I also echo what some of the previous posters have said, and to think that it won't belong until you can get free childcare for DD, and then can return to work even part time- time will fly!

Finally, do you have relatives nearby who could help with babysitting your DD, so you and DH could go out together for a few hours? Really important that you get to spend quality time together too, especially if you're starting to resent him- cheap voucher dinner out (eg pizza express 241) and good chats over a bottle of vino might help reignite the spark and to remind you why you both fell in love and got married.

Good luck!

AnnieLobePassoverSeder · 25/04/2011 10:35

"I'm lucky in that DP will look after DS at least a couple of evenings a week so I can go out with friends or go to the gym"

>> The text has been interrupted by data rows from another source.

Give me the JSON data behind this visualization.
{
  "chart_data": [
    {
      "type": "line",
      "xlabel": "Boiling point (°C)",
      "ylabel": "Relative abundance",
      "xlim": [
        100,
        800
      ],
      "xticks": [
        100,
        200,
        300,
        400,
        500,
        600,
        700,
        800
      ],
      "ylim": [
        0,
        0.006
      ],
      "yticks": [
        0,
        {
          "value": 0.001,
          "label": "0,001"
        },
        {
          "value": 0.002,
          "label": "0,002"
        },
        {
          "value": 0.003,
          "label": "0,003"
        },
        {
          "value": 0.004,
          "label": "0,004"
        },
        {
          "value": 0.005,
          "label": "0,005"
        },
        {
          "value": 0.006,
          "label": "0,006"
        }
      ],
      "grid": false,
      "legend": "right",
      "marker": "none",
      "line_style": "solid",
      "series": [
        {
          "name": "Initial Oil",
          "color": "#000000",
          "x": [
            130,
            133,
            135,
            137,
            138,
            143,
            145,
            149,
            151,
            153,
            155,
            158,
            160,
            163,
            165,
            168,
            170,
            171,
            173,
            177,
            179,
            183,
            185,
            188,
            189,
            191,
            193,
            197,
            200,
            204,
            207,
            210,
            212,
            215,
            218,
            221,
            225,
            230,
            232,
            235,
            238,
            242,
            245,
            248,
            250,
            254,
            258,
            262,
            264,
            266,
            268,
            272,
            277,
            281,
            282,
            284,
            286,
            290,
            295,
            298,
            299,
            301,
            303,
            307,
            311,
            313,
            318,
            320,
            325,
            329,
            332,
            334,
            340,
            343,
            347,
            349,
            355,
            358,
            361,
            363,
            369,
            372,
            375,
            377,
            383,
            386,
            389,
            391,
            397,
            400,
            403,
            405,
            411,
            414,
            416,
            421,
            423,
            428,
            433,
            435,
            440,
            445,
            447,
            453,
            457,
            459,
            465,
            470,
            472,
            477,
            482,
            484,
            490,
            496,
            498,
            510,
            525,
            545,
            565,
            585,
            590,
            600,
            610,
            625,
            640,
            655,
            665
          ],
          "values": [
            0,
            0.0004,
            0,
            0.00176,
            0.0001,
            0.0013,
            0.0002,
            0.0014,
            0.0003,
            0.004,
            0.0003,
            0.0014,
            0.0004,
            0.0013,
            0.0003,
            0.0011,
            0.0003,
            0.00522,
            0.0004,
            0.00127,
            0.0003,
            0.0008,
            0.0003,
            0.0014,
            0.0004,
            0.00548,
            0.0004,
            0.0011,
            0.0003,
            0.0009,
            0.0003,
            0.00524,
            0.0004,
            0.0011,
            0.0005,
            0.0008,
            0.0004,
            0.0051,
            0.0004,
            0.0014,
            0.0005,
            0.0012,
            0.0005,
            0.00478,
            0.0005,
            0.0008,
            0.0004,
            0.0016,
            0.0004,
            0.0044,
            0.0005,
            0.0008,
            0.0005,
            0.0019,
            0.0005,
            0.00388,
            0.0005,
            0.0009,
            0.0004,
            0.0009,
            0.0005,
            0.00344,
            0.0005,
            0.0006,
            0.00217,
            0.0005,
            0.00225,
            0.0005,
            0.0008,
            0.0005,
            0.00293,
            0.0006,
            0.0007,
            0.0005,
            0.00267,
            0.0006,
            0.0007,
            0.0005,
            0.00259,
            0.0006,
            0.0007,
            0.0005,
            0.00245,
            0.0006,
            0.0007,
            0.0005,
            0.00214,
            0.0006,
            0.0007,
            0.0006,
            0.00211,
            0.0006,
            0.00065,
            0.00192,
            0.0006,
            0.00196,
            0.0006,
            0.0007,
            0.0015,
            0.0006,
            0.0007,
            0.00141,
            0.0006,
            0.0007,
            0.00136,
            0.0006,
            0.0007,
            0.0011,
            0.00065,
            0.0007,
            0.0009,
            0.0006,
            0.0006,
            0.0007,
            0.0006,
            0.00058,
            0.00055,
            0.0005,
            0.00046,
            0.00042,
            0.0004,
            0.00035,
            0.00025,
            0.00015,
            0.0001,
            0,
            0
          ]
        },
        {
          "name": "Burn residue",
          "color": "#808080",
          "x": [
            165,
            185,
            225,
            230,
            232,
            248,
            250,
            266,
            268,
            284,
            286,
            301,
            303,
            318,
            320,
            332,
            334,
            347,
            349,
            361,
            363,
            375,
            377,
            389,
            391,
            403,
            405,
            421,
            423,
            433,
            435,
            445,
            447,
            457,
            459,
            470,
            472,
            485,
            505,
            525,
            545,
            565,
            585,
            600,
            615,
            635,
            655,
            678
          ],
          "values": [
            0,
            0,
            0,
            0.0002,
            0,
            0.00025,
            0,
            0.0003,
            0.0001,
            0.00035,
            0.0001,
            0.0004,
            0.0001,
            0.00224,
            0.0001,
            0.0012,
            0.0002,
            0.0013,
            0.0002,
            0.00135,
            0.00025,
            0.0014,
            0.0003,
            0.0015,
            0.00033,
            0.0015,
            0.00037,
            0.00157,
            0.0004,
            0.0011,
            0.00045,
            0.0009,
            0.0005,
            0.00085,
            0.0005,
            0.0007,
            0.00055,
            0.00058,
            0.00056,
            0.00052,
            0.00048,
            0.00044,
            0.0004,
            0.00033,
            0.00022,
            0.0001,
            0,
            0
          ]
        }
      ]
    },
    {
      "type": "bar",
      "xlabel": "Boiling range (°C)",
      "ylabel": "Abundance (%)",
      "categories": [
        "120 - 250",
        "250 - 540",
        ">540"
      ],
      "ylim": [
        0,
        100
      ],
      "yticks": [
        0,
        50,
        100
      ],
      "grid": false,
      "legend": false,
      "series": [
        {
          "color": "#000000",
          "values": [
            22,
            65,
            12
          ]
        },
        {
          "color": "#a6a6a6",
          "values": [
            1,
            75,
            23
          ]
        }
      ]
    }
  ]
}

This is not 'lucky'. This is normal. Anyone who has not got things set up with way is being walked all over and needs to set the situation right.

noodle69 · 25/04/2011 10:37

I think your DH sounds like a very selfish person he goes out every weekend and away for weekends but he says you havent got time or the money to go out? No wonder you are mad at him

noodle69 · 25/04/2011 10:38

Yeah exactly that isnt lucky that is what he should be doing. Why should he get all the fun? I dont class myself as lucky because my own husband looks after our children.

PossetFeatures · 25/04/2011 10:53

Sorry, I shouldn't have said 'lucky' (bad choice of words!), - 'normal' is definitely what i should've used. Think I used 'lucky' because that's what some friends keep telling me- "wow you're lucky that DS is so small and you get to go out", or "wow, your DP can look after DS all by himself?!" Confused - it's normal OP!

matana · 25/04/2011 14:59

You're 24 and have your whole life ahead of you. There's actually a lot to be said for having children early and then thinking about an interruption-free career. Get busy living, get some work even if it doesn't pay much - it'll give you back some self esteem, confidence and independence.

anothernameplease · 25/04/2011 20:46

Thank you PossetFeatures, that is unbelievably reassuring. Yes, I am the first to have a child out of my friends. DH is not, of course.

My mum does a lot for me and looks after DD during the day so that I can have a nap; DD adores her and always stays with her if we have a wedding or event to go to together.

I should say now that DH would never say no to me, it's just that I'm slightly more careful than he is wrt money. Though DH is great with DD.

Thanks for all of your replies, I feel much more steady and able to make some decisions of my own.